Oh God! Forgive me when I whine, I am blessed indeed, the world is mine. With feet to take me where I’d go, with eyes to see the sunset’s glow, with ears to hear what I should know. Oh, God, forgive me when I whine, I’m blessed indeed, the world is mine. That’s the repeated moral refrain from a longer story poem that I memorized and recited as a participant on the Children’s Bible Hour (a radio program for kids that ran from the 40’s to the 90s I believe). Yes, that’s another part of my story. An about 12 year service time in a traveling performing children’s group with a weekly broadcast on several hundred radio stations in the USA and translated into several languages for world wide distribution via missionary ministries. My mom believed that poem’s message and she lived it daily. She defeated that Dr’s sentence and accomplished her 9 year goal. Although it was a difficult road especially the last year. In that 9 years she endured several major surgeries, 3 rounds of difficult chemotherapy, some painful radiation, and an assortment of drugs to help quell the toxic effects of it all. She used as much natural health options as she could find (which was far less than we have now with the www at our fingertips), and her stubbornly optimistic goals.

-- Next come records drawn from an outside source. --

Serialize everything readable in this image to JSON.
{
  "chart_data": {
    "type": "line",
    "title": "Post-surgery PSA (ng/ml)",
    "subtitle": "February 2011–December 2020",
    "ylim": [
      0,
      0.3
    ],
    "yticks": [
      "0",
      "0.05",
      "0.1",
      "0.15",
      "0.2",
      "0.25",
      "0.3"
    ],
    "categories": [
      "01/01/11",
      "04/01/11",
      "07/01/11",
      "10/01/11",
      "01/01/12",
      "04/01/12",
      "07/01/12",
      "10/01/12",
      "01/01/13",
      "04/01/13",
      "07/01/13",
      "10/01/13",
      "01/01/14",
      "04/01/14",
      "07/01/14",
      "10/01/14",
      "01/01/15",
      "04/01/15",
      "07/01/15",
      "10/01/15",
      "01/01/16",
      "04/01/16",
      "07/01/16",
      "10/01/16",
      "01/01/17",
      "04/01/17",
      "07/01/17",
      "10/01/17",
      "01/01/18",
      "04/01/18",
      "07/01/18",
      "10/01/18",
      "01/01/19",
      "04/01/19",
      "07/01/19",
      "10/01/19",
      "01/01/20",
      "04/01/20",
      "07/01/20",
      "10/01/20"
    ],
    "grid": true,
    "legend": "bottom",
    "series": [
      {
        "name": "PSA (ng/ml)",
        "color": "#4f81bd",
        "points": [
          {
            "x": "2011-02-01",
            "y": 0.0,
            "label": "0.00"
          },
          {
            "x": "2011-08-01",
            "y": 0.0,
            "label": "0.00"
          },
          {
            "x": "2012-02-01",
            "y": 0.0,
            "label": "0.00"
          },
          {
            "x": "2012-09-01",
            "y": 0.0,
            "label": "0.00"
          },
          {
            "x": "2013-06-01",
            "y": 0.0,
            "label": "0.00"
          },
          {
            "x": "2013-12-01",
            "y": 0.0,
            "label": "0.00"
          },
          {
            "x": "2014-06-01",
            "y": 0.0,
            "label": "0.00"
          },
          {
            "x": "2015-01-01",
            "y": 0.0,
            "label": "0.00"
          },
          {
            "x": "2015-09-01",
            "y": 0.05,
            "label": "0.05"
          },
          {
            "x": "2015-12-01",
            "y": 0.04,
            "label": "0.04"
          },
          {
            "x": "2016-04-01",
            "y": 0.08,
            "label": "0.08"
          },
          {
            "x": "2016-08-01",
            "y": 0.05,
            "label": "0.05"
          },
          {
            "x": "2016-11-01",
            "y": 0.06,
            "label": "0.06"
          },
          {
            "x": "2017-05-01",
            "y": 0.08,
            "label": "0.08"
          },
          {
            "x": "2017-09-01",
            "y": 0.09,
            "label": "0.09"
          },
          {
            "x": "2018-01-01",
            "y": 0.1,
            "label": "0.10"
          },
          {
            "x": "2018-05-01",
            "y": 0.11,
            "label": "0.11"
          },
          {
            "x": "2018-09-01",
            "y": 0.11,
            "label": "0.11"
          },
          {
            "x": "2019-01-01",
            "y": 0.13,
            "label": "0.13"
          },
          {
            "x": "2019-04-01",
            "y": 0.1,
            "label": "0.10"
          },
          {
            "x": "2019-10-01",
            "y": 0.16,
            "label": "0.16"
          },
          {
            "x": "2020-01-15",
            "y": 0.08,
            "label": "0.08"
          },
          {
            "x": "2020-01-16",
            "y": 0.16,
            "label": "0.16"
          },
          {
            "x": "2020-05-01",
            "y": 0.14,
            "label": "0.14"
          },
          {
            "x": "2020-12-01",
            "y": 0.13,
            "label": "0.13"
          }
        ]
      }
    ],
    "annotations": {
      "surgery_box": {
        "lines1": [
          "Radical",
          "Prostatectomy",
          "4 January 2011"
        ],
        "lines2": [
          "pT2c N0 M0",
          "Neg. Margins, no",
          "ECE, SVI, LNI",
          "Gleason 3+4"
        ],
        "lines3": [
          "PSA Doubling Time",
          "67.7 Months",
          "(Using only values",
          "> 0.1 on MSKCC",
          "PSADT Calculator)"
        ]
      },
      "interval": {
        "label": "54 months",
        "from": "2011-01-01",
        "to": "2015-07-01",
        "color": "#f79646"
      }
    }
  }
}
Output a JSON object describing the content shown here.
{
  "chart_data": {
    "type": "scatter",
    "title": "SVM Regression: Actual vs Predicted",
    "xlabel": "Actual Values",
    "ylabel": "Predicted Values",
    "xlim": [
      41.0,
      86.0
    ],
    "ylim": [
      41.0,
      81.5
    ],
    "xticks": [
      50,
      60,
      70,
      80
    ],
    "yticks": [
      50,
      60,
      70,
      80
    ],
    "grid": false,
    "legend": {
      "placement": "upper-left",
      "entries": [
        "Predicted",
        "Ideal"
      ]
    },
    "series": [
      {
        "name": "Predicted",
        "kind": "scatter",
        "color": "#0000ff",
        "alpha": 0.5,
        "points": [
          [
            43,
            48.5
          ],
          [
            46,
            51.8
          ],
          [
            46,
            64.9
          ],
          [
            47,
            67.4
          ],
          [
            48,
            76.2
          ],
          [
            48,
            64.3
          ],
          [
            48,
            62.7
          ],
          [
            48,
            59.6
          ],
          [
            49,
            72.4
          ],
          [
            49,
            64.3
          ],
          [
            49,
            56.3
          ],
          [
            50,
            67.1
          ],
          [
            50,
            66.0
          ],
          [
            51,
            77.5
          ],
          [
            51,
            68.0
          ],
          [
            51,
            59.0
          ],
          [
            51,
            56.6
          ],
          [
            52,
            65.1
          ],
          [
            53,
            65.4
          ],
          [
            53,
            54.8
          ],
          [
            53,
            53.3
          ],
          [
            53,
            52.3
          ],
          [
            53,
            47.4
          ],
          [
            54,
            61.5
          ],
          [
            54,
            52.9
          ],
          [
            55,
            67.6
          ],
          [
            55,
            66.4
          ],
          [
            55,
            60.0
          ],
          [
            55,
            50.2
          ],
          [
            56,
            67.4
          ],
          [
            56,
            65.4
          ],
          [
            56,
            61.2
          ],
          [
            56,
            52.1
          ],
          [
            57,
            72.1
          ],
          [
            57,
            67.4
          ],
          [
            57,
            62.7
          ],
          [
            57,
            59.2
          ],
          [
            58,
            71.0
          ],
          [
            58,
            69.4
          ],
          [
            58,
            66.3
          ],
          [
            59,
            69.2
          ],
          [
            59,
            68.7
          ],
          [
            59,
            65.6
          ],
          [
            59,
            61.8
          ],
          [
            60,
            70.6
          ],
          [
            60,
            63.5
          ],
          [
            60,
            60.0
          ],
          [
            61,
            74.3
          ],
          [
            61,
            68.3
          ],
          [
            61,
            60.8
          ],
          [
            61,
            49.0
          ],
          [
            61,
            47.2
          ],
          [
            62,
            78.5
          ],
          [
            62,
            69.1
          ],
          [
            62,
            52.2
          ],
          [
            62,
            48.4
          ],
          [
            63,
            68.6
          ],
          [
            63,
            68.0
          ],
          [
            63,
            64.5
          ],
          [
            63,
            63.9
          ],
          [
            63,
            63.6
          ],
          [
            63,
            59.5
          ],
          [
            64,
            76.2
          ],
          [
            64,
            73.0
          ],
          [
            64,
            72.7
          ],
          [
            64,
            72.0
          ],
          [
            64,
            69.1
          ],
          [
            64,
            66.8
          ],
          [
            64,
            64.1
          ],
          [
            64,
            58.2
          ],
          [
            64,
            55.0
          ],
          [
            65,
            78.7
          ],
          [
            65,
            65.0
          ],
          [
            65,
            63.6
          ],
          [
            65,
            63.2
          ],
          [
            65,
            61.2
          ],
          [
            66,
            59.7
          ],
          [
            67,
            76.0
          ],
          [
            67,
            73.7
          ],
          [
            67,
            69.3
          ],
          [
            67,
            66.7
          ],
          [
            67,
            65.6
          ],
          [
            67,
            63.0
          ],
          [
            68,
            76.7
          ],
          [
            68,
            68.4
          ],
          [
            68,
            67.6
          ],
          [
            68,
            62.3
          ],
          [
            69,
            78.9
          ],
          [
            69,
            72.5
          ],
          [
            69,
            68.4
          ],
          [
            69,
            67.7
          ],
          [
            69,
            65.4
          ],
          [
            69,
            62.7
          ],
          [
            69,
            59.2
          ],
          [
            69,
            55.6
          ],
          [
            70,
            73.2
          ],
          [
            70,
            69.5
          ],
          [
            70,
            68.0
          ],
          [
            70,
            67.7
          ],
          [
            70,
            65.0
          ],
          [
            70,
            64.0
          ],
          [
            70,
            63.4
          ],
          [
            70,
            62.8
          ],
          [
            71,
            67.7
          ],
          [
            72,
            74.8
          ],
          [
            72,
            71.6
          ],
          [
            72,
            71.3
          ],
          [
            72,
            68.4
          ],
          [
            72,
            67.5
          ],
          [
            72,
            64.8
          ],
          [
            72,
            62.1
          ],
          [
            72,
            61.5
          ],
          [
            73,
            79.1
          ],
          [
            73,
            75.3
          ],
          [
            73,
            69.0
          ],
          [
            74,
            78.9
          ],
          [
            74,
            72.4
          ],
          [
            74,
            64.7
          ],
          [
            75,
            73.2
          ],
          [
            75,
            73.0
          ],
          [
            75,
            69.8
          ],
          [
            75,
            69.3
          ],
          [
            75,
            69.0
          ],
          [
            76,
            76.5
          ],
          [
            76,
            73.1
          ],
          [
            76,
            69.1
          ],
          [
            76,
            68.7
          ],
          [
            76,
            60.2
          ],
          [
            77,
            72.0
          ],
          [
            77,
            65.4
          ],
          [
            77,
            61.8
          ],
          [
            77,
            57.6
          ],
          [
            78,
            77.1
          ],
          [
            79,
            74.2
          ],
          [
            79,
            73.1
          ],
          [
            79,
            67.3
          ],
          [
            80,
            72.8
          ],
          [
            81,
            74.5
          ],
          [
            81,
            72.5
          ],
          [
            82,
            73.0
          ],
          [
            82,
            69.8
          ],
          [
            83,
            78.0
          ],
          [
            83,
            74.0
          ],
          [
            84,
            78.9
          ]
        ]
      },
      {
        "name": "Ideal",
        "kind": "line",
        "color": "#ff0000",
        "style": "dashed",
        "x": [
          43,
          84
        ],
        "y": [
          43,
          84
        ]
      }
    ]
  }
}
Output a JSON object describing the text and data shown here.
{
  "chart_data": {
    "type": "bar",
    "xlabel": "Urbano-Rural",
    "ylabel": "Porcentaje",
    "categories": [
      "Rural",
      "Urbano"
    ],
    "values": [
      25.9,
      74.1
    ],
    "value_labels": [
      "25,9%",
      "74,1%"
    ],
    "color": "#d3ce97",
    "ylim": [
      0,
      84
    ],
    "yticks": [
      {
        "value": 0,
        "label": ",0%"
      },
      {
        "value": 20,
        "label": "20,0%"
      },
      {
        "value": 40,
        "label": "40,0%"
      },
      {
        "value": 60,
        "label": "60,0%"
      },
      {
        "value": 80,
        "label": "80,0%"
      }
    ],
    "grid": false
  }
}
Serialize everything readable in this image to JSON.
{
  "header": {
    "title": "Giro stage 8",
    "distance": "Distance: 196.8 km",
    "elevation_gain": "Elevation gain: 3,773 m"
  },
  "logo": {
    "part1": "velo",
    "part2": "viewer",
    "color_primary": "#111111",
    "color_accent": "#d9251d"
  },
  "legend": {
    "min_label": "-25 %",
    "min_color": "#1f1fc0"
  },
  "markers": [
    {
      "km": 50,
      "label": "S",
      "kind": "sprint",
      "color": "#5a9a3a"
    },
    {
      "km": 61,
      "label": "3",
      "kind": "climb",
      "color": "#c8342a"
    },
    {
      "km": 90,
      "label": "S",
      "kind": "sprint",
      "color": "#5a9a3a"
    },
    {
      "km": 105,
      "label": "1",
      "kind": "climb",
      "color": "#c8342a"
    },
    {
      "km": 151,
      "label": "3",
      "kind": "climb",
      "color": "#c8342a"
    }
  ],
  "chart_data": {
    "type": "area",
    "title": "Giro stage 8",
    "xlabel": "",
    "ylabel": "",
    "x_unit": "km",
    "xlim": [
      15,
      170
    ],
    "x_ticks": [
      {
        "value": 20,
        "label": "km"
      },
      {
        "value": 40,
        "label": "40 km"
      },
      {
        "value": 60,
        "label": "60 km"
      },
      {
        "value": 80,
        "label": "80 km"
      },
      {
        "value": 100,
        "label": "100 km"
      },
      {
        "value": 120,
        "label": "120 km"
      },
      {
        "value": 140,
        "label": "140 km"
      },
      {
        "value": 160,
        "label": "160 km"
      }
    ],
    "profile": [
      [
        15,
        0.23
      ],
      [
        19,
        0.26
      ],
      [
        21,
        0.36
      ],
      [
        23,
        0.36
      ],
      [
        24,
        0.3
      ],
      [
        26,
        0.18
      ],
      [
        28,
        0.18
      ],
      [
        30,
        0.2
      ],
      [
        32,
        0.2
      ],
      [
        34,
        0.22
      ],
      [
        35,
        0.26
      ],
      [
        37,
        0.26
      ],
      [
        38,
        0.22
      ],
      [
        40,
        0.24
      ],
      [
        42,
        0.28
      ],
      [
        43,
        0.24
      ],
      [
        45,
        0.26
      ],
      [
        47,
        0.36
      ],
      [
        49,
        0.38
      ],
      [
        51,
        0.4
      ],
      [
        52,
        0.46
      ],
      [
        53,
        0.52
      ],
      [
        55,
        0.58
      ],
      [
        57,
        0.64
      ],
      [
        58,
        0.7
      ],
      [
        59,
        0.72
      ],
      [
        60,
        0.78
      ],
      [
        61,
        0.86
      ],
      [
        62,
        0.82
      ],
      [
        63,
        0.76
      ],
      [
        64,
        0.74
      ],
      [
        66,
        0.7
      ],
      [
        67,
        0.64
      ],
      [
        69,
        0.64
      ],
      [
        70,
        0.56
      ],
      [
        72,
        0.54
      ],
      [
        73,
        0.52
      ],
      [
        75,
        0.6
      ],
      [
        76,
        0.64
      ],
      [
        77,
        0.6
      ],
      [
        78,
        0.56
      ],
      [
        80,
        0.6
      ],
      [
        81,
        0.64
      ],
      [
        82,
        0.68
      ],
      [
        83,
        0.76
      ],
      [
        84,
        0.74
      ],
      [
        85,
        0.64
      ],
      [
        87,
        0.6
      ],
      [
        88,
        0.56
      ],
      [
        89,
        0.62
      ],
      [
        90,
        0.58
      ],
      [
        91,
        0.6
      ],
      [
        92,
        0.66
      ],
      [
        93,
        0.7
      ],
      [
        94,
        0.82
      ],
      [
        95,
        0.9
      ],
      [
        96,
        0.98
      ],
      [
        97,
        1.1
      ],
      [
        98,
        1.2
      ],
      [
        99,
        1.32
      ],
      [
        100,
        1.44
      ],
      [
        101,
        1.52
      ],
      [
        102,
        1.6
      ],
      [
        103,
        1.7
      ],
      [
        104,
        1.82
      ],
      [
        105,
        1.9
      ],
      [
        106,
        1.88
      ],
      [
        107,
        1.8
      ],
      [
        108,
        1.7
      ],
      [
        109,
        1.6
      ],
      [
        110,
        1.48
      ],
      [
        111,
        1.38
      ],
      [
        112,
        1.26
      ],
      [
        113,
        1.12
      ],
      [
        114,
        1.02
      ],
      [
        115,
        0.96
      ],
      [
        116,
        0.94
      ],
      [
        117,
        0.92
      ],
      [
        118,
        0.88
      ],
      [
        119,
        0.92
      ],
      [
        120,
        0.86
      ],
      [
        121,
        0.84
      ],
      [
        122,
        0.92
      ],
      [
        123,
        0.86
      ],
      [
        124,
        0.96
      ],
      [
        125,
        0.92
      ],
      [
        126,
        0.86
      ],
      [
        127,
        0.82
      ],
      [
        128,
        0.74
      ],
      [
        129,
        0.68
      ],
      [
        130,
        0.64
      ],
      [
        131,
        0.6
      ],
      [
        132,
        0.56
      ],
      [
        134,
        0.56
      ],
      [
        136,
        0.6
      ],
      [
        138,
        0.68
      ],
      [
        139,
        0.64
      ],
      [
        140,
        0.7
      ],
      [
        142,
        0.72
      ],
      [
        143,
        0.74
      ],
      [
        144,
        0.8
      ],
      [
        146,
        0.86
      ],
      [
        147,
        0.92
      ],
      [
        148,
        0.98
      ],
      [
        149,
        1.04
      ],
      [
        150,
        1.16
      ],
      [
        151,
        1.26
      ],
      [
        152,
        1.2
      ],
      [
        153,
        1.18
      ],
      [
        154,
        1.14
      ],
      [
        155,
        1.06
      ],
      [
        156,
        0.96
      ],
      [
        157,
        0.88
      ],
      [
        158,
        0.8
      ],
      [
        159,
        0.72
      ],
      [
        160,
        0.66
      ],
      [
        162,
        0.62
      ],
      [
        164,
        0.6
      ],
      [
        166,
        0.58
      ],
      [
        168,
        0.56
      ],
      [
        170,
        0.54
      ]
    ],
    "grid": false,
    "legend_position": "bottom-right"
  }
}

Today I know that stress and illness go hand in hand and that illness often follows emotional traumas. I also know that mental attitude is way more important than we are typically taught. Oh, there are many other stories I could tell about how things work together to create the path we travel. And how the choices our ancestors made shape our paths more often than we realize. I’ve learned to seek answers. My shelves are full of books on many subjects related to the things mentioned here. I’ll share some with you as the posts here unfold.
I went on as an adult, to create my own life full of it’s own challenges and stories that have shaped me into the passionately chatting person I am today. I will attempt to relay many more life lessons wrapped in stories here, because as the header for this tab describes:
“Life is a learning experience. Sadly, we don't have enough time to learn it all first hand. It's better to collect and contemplate as much info as we can to make the most of the time we have! After all, time IS your most valuable and only irreplaceable asset. Come sit, chat, share, collect, & enjoy!”
And that my friend, is a few words more than our “5 minute chat time”.
So I will bid you ado for this round of tea, with a virtual hug, I will ask you to,
Come Back Soon! As Always, Thanks for taking the time to read!